Clustering analysis combined with expression profiling of a panel of marker genes allowed us to discriminate 26 unique clusters of cells in the hypothalamus. (a) Violin plots demonstrate the expression patterns of the 38 marker genes used to identify the cell clusters. Individual data points indicating the magnitude of gene expression in a single cell are superimposed on a probability density plot for the distribution of the data; the expression analysis is based on the data collected from n=11,453 single cells. (b) Global gene expression relationships in the 11,453 single cells isolated from the hypothalamic tissues of six mice projected onto two dimensions using t-distributed Stochastic Neighbor Embedding (tSNE). The clusters were defined using shared nearest neighbor graph-based clustering. (c) tSNE plot of the neuronal cells identified in the Drop-seq experiment (n=3369 single cells). (d) Violin plot demonstrating that Vldlr is only appreciably expressed in neuron and oligodendrocyte cell populations. Individual data points indicating the magnitude of gene expression in a single cell; the expression analysis is based on the unique molecular identities (UMI) data collected from n=11,453 single cells. (e-f) Volcano plots of the differentially expressed genes analyzed by two-sided Wilcoxon rank sum tests in (e) POMC⁺ (n=24 WT and n=26 Idol^−/− cells) and (f) Histaminergic neurons (n=23 WT and n=11 Idol−/− neurons. Labeled genes are linked to whole body metabolic homeostasis – see Supplemental Data Table 2 for details.

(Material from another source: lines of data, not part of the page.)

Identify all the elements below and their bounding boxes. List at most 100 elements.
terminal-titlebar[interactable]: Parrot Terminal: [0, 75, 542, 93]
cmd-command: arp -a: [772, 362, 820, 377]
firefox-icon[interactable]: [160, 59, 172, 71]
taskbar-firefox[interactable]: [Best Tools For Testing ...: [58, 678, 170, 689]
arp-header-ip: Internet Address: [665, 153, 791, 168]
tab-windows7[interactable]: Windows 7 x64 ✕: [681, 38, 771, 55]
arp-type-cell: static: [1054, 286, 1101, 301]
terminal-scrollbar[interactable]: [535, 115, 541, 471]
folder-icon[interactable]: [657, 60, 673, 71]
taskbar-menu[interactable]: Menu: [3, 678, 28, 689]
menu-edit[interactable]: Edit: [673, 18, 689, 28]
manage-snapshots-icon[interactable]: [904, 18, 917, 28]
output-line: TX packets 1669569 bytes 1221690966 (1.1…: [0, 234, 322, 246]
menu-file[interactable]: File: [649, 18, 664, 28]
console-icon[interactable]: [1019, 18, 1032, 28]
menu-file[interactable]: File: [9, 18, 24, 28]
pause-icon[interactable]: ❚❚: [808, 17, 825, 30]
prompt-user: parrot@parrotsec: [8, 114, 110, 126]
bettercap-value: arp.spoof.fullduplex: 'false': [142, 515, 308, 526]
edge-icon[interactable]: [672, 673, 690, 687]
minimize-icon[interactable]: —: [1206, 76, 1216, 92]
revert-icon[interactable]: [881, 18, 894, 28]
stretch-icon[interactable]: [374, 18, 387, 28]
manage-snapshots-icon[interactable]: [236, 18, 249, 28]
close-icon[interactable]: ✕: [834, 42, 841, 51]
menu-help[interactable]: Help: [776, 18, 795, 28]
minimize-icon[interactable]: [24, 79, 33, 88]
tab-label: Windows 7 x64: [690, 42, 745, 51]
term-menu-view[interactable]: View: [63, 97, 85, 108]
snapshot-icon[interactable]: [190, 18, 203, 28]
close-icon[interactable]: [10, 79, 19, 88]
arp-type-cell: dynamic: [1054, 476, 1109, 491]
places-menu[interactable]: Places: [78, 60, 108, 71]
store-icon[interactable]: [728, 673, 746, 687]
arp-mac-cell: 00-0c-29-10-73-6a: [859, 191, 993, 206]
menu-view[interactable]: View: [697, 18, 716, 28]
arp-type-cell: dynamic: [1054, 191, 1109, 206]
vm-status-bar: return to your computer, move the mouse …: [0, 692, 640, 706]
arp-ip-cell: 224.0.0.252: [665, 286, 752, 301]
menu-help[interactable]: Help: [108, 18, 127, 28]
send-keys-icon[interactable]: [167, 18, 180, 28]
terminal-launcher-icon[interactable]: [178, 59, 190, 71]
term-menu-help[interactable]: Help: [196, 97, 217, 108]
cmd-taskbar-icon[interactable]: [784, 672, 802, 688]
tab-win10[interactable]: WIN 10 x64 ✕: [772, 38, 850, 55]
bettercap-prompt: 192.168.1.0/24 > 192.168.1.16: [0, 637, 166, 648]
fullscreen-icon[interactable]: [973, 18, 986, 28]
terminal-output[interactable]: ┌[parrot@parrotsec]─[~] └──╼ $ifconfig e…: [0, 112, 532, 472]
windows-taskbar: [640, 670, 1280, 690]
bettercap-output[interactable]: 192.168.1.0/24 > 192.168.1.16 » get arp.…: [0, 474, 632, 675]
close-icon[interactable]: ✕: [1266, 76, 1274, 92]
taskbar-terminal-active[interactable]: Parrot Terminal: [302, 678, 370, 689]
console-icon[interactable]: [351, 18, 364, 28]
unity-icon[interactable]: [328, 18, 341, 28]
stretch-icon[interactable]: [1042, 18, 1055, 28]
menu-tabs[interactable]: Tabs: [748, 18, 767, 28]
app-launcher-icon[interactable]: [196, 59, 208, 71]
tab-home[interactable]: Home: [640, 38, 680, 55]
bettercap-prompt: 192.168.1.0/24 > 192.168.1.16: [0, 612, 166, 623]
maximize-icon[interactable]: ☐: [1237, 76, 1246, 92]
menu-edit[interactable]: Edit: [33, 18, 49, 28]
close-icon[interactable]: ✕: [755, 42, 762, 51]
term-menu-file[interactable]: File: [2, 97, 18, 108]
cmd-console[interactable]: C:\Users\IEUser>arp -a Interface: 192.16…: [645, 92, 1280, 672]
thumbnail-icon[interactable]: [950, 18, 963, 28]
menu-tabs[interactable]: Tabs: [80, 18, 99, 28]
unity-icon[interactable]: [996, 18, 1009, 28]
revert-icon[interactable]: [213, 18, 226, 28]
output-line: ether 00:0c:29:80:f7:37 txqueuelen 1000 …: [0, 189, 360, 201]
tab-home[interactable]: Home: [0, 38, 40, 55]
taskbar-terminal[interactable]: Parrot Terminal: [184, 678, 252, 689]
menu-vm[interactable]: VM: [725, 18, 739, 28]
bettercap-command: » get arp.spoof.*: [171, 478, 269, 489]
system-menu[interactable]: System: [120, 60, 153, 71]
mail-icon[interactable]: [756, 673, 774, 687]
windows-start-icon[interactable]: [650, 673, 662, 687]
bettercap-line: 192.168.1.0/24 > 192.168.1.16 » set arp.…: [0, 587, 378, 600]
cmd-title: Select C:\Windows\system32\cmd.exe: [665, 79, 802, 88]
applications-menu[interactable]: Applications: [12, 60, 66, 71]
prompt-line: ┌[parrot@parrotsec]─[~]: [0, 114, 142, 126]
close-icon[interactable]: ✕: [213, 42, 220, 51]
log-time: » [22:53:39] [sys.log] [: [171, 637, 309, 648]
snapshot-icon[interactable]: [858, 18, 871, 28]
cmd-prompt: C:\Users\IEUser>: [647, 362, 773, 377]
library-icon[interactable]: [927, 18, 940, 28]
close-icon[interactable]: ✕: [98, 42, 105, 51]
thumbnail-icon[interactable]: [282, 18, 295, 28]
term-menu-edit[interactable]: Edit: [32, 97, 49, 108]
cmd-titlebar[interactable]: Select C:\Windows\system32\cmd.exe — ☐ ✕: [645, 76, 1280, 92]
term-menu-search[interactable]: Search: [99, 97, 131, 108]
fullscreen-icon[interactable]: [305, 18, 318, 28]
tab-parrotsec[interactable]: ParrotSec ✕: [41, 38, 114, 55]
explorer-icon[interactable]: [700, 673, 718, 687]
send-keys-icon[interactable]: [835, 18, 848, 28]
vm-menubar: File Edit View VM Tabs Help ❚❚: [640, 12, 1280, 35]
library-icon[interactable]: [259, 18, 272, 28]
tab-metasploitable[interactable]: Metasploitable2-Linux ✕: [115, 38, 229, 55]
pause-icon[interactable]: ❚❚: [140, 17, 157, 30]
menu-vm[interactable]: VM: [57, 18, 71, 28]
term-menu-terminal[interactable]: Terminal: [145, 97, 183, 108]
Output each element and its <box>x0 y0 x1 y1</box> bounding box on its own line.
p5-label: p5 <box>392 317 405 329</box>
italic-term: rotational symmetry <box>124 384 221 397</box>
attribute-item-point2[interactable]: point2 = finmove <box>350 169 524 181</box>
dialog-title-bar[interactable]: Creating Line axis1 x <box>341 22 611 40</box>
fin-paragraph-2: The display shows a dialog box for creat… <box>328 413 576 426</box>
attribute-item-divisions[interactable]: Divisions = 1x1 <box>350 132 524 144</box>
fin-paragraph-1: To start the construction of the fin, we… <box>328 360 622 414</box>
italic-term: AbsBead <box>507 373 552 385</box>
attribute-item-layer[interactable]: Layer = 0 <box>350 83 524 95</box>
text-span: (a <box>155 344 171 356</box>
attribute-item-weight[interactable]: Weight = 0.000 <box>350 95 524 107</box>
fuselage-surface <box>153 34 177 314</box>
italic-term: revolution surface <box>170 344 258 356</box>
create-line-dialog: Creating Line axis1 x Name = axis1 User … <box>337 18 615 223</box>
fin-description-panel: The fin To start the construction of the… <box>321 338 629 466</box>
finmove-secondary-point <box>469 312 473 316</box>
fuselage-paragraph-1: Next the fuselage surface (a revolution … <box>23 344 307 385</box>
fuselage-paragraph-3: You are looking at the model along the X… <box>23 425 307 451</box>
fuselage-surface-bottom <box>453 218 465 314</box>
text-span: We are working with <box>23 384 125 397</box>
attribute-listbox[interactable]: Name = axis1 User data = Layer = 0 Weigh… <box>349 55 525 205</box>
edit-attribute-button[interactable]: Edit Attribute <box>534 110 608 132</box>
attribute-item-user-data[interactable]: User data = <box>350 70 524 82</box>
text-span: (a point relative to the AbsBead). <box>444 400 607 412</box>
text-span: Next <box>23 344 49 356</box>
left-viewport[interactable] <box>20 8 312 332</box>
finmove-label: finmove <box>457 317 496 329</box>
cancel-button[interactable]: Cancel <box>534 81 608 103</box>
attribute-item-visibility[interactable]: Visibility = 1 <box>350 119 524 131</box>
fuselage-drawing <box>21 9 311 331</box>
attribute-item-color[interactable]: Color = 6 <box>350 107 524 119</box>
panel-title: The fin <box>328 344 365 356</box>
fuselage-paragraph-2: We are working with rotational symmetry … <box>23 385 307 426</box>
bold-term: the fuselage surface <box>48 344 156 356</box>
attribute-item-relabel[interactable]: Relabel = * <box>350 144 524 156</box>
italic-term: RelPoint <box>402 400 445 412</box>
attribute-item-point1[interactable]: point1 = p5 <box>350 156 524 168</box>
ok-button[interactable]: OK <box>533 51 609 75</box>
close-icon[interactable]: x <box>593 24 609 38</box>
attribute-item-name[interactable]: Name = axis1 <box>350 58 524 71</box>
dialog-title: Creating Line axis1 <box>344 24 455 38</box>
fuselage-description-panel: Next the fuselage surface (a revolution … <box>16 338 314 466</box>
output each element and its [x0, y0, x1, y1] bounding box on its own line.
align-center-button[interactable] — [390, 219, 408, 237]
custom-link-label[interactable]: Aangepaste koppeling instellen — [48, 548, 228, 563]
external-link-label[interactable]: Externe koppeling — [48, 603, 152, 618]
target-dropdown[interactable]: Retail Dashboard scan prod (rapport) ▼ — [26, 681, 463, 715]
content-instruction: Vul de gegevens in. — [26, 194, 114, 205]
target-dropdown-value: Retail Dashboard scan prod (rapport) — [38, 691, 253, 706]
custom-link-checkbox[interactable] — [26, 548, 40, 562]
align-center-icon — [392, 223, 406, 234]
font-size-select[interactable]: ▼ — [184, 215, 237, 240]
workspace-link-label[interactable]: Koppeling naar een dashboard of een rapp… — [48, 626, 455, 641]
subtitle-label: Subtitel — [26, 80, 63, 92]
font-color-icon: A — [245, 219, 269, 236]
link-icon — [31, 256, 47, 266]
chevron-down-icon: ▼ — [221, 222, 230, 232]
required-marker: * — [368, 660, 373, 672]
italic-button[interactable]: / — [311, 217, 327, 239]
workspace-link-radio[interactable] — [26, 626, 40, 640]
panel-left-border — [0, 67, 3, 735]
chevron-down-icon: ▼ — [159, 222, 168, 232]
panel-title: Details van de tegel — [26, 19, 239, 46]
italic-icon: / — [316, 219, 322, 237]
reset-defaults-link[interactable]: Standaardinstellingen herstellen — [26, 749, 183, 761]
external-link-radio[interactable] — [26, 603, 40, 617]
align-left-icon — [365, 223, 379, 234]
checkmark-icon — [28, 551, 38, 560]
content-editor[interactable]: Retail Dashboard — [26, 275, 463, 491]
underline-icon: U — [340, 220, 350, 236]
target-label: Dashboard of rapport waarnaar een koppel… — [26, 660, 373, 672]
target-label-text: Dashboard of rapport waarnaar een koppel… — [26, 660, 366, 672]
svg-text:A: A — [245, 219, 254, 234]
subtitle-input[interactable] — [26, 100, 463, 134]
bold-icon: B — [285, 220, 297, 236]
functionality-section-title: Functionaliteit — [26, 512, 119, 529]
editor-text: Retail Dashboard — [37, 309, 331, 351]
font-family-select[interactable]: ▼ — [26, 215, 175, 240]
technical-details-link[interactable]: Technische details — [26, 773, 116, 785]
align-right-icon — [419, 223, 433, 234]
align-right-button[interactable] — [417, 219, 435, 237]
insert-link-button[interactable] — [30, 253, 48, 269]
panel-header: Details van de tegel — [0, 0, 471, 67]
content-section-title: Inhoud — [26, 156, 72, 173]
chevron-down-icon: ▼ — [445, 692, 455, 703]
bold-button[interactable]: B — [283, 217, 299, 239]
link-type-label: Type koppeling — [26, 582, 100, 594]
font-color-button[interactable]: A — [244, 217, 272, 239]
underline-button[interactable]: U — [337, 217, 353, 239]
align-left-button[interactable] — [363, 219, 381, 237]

Extended Data Figure 7: Neuron-specific virogenetic deletion of IDOL from individual hypothalamic nuclei is insufficient to protect against diet-induced obesity.

(a-c) Adeno-associated virus (AAV) expressing either GFP-Cre or GFP regulated by the Synapsin I (SynI) promoter were injected into the arcuate nucleus (ARC: panels a-c) or the paraventricular nucleus of the hypothalamus (PVH: panels d-f). (a-c) Deletion of IDOL from neurons in the ARC had no effect on body mass or food intake for mice fed a western diet for 12 weeks; n=8 mice injected with AAV-expressing GFP (GFP^ARC-SynI), n=8 mice injected with AAV expressing Cre-GFP (Cre^ARC-SynI). (a) An image of the ARC showing GFP-positive cells to demonstrate successful infection of neurons; the image is representative of the sixteen mice injected in the ARC study. (b) Growth curve showing the mean mass of the mice from each treatment group +/− one standard deviation. (c) The mean cumulative mass of food consumed per mouse +/− one standard deviation. (d-f) Deletion of IDOL from neurons in the PVH had no effect on body mass or food intake for mice fed a western diet for 12 weeks; n=8 mice injected with AAV expressing GFP (GFP^PVH-SynI), n=9 mice injected with AAV expressing Cre-GFP (Cre^PVH-SynI). (d) An image of the PVH showing GFP-positive cells to demonstrate successful infection of neurons; the image is representative of the seventeen mice injected in the PVH experiment. (e) Growth curve showing the mean mass of the mice from each treatment group +/− one standard deviation. (f) The mean cumulative mass of food consumed per mouse +/− one standard deviation.